Recovery when data partition is corrupted


this is just speculation and would like to get maybe some feedback or experience if anybody have experience in this regard. In yocto build image we have boot, rootA, rootB and data partition which is used as storage for configurations and also some mender data. Does anybody have an experience what happens if data partition gets corrupted? In our build rootfs is readonly so only write can happen in data partition. In my opinion as data partition is mounted using systemd (from fstab) and cannot be mounted (if it is corrupted) then device boots to emergency mode and stay in this mode forever. We was thinking about doing some action if this can happen. I’m about to try to simulate it just maybe get some insights ;). Thanks

1 Like

I have not had this happen to me, but if you want to minimize the risk from a corrupted data partition, you could make two of them, and put Mender on its own partition, and all other app data on the other. Then at least Mender should keep functioning if an app breaks the partition and you can use state scripts to fix the broken data partition.

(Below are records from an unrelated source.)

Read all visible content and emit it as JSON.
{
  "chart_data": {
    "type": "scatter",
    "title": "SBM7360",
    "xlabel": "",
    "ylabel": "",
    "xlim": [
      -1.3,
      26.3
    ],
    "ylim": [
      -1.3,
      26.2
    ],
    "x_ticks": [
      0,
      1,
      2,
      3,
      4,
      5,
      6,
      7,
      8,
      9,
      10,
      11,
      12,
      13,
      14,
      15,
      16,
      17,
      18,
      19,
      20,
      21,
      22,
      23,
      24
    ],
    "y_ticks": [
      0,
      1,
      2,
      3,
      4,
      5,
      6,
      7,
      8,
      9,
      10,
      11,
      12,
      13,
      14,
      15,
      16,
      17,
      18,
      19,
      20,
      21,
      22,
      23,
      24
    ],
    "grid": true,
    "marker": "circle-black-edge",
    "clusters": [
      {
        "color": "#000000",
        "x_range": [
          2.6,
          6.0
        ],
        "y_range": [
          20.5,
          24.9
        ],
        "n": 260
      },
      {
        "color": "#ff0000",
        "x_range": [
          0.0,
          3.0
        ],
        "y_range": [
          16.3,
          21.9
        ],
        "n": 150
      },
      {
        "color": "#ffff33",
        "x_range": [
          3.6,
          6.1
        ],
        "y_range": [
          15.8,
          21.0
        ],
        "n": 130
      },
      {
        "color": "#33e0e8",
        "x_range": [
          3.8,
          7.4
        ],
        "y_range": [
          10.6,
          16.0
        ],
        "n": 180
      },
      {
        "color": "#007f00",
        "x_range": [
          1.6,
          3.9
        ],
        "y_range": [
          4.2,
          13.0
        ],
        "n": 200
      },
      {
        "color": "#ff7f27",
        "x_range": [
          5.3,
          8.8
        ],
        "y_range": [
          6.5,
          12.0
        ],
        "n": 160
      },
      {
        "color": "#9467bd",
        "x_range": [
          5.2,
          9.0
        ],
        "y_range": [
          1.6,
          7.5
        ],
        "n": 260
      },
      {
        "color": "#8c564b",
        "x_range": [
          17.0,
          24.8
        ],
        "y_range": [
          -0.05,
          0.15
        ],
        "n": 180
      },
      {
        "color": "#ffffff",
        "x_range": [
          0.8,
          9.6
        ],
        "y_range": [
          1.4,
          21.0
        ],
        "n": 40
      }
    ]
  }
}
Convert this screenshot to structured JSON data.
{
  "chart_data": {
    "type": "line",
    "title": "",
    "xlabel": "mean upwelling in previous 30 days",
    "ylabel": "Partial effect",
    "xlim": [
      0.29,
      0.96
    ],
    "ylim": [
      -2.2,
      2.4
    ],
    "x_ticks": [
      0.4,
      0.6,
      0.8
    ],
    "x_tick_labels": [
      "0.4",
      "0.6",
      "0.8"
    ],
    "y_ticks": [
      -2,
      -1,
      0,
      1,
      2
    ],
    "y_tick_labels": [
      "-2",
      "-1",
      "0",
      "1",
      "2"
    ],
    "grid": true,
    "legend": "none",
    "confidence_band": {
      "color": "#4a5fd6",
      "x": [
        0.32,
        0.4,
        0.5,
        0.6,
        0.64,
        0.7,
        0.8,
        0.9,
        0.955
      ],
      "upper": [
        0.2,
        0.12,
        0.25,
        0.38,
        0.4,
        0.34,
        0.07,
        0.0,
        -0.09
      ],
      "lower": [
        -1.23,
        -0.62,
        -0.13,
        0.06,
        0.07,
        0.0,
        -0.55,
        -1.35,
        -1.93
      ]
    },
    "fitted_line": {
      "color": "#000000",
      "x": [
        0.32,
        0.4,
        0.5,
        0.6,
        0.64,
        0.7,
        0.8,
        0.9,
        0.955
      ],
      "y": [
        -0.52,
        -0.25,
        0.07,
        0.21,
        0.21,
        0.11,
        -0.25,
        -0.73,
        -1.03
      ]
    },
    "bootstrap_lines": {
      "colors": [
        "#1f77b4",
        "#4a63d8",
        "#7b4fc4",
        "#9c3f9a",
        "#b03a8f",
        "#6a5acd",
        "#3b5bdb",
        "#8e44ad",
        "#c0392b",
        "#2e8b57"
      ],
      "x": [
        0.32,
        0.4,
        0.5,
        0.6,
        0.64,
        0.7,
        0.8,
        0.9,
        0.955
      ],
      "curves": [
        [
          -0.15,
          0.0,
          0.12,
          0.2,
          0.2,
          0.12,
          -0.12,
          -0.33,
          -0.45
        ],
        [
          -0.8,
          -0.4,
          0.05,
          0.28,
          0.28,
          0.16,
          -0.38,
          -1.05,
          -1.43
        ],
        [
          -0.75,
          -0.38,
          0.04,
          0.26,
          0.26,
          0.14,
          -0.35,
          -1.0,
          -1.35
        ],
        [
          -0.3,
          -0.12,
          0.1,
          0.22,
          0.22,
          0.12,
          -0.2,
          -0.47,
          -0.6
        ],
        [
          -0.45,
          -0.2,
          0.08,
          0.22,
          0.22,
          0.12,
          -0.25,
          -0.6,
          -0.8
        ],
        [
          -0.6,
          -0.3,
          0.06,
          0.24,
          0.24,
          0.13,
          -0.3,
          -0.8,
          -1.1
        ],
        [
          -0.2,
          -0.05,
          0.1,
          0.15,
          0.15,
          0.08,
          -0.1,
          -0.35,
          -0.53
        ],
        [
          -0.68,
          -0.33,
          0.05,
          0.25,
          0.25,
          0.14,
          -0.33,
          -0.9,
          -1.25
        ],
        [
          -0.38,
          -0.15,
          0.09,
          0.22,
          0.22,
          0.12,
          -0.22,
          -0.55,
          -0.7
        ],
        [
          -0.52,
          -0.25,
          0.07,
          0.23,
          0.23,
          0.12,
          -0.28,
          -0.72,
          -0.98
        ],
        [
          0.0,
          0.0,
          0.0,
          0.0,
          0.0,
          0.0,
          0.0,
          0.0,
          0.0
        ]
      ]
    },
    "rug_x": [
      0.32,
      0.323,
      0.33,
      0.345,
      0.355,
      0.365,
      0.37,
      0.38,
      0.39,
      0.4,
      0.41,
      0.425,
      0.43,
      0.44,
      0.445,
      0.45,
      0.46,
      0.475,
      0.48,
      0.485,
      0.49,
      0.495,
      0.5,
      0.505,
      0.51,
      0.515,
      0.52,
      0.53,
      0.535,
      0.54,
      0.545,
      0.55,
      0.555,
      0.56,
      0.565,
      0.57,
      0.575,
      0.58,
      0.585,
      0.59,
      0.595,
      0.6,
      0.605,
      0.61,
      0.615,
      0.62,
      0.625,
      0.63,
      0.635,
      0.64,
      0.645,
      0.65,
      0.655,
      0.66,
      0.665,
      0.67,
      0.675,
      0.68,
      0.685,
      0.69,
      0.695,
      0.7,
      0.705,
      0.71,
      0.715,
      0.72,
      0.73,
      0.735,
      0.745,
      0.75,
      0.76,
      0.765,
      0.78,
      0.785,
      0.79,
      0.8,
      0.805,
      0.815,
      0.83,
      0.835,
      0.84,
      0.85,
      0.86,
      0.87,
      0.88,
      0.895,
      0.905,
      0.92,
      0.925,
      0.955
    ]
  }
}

If Mender’s data partition becomes corrupted, well then you are probably out of luck. But the same can be said about the Mender binary itself: The state data and the binary are the heart and brain of Mender, and they need to function.

1 Like

OK thanks for hint. I’ll probably go this way to move mender related stuff to separate partition and keep data for application purposes only.

Got myself thinking about this when I got a test image to drop into emergency mode, didn’t know whether it was better to start a new thread or revive this one instead…

What about keeping a template of /data inside the system partition? As for the device private key, I suppose a backup could be stored as a bootloader variable.

Additionally, the data partition could be dropped entirely from the sdimg, as you now have the logic and files to seed a data partition baked into the system partition already.

So, what do you all think?

That would probably work for recovery, but Mender would forget everything about what was installed. It would look like a device that has never deployed an artifact.